Esempio di comportamento efficace:
3.
Le
insegnanti e i genitori dei compagni del bambino iperattivo possono cercare di
comprendere la natura del disturbo, cercando di mettere da parte il desiderio
di avere meno rogne possibili e piuttosto di considerare il fatto che un
bambino con tali difficoltà può essere occasione per gli altri bambini, di
maturare una sensibilità verso la diversità, specialmente se la diversità
costituisce motivo di malessere personale e d’isolamento. I bambini cosiddetti
“normali” possono essere così aiutati a considerare quello “anormale” come uno
di loro, che ha bisogno di comprensione e aiuto.
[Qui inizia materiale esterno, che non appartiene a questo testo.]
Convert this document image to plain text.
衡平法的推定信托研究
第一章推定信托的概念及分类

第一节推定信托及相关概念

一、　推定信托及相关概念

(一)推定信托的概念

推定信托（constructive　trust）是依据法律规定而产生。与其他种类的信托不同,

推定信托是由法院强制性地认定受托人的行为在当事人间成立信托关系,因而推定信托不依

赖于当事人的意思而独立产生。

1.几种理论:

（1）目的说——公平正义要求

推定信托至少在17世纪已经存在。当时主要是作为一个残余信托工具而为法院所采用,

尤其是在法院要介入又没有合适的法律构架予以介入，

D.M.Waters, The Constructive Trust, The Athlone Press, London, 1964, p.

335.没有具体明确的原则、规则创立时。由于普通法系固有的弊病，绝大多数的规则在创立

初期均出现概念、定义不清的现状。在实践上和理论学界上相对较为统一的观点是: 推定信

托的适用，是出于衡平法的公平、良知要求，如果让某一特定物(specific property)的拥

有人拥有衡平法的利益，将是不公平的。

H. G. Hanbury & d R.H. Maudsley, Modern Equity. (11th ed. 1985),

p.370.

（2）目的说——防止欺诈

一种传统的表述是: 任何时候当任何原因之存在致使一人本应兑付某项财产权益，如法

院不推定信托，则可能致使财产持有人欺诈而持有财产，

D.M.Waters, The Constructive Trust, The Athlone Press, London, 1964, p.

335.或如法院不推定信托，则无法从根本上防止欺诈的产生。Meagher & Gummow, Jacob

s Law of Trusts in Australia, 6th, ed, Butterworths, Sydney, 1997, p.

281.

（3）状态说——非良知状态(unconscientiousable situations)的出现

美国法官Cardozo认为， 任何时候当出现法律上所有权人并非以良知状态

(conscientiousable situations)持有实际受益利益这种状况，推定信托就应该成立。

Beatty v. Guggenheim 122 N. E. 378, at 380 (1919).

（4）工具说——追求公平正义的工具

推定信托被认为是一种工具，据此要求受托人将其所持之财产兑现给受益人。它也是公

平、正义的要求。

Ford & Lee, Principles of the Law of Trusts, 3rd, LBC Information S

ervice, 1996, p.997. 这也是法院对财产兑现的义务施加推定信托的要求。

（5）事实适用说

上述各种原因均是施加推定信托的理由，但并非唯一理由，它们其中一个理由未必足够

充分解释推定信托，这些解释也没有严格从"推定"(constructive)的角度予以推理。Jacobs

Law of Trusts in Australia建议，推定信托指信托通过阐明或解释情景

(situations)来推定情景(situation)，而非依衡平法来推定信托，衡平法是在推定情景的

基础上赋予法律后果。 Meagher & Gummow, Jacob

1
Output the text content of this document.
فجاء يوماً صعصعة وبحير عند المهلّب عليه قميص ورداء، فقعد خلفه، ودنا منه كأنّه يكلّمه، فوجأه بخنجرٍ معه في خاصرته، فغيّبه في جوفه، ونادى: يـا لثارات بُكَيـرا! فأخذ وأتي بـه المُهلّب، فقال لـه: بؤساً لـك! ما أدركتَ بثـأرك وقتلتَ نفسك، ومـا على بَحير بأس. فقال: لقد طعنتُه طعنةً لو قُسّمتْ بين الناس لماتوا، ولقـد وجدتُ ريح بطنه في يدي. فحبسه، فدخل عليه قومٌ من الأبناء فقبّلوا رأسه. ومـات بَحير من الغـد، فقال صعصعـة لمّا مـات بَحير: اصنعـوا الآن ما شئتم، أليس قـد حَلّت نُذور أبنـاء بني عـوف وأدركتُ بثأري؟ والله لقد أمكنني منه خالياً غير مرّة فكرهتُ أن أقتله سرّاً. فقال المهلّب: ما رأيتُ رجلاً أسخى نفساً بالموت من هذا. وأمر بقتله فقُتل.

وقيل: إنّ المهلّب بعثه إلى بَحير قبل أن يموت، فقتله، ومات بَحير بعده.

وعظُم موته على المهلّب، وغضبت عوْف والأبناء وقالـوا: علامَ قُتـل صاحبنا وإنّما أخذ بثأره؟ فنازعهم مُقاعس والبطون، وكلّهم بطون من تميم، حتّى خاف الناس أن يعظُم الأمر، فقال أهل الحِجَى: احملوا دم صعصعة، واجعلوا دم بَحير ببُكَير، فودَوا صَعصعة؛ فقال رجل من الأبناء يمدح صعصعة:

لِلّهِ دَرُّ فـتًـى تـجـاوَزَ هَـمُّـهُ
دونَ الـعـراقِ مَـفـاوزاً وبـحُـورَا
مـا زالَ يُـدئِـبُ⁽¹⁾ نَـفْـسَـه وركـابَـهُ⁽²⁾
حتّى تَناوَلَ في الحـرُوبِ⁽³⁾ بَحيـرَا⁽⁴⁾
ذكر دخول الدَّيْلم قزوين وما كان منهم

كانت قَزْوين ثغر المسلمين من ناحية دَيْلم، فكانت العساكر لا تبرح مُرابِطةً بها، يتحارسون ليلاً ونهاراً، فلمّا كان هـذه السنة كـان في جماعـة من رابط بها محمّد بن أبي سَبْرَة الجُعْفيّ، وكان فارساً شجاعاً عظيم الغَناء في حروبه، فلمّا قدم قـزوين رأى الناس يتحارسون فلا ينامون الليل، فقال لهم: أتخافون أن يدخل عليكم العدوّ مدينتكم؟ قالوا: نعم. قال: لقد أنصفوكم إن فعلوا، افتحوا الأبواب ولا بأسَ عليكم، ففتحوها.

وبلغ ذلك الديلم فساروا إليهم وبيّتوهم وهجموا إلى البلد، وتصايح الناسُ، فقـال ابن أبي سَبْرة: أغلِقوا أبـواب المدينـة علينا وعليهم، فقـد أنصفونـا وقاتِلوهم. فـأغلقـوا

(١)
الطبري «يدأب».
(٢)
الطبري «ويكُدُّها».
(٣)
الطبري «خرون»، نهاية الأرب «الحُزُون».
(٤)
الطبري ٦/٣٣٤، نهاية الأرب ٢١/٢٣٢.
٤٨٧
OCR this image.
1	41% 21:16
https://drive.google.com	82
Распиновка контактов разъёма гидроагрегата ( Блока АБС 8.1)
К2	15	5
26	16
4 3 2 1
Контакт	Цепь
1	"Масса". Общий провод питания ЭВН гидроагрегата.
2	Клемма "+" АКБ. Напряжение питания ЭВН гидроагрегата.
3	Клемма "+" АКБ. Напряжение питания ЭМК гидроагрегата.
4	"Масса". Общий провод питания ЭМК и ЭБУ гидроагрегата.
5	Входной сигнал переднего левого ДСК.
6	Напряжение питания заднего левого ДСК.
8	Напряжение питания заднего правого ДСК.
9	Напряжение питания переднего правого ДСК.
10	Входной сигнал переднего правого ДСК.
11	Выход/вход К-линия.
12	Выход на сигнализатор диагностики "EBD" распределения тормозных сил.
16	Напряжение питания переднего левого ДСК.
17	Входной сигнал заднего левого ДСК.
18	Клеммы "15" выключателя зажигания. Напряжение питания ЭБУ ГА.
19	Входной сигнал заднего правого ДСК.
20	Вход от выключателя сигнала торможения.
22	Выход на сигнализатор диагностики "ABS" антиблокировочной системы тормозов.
Questi bambini, aiutati da
adulti comprensivi, possono concorrere attivamente all’ integrazione del
bambino iperattivo, facendo probabilmente la parte più grossa e importante. È
da loro infatti che M. ha avuto maggiore motivazione al cambiamento delle
proprie modalità comportamentali, non lo sono state le punizioni, né i moniti
genitoriali.
Purtroppo
devo concludere che molte scuole primarie e non solo, sono poco preparate a
interagire efficacemente con bambini ADHD o DSA o aventi altri tipi di
disturbi. Non c’è una mentalità volta all’ascolto e alla comprensione delle
difficoltà dell’altro, piuttosto si pensa allo svolgimento del programma
ministeriale, non si ha tempo per lavorare sulla socializzazione dei bambini
all’interno della classe, anche in assenza di bambini “problematici”,
figuriamoci in loro presenza!
Mi
auguro che in un futuro prossimo ci sia un cambiamento di rotta nelle scuole,
volto a considerare maggiormente la necessità che hanno i bambini di vivere la
scuola come un’agenzia educativa e di socializzazione, in cui poter imparare a
“fare gruppo”, a essere collaborativi e non competitivi, a gestire i conflitti;
in cui possano imparare a contattare le proprie e le altrui emozioni, positive
e negative e a riconoscerle, tutte, come legittime.
Insomma
spero che le scuole possano diventare luoghi dove s’impari sì a “leggere,
scrivere e a far di conto”, ma soprattutto dove s’impari a VIVERE!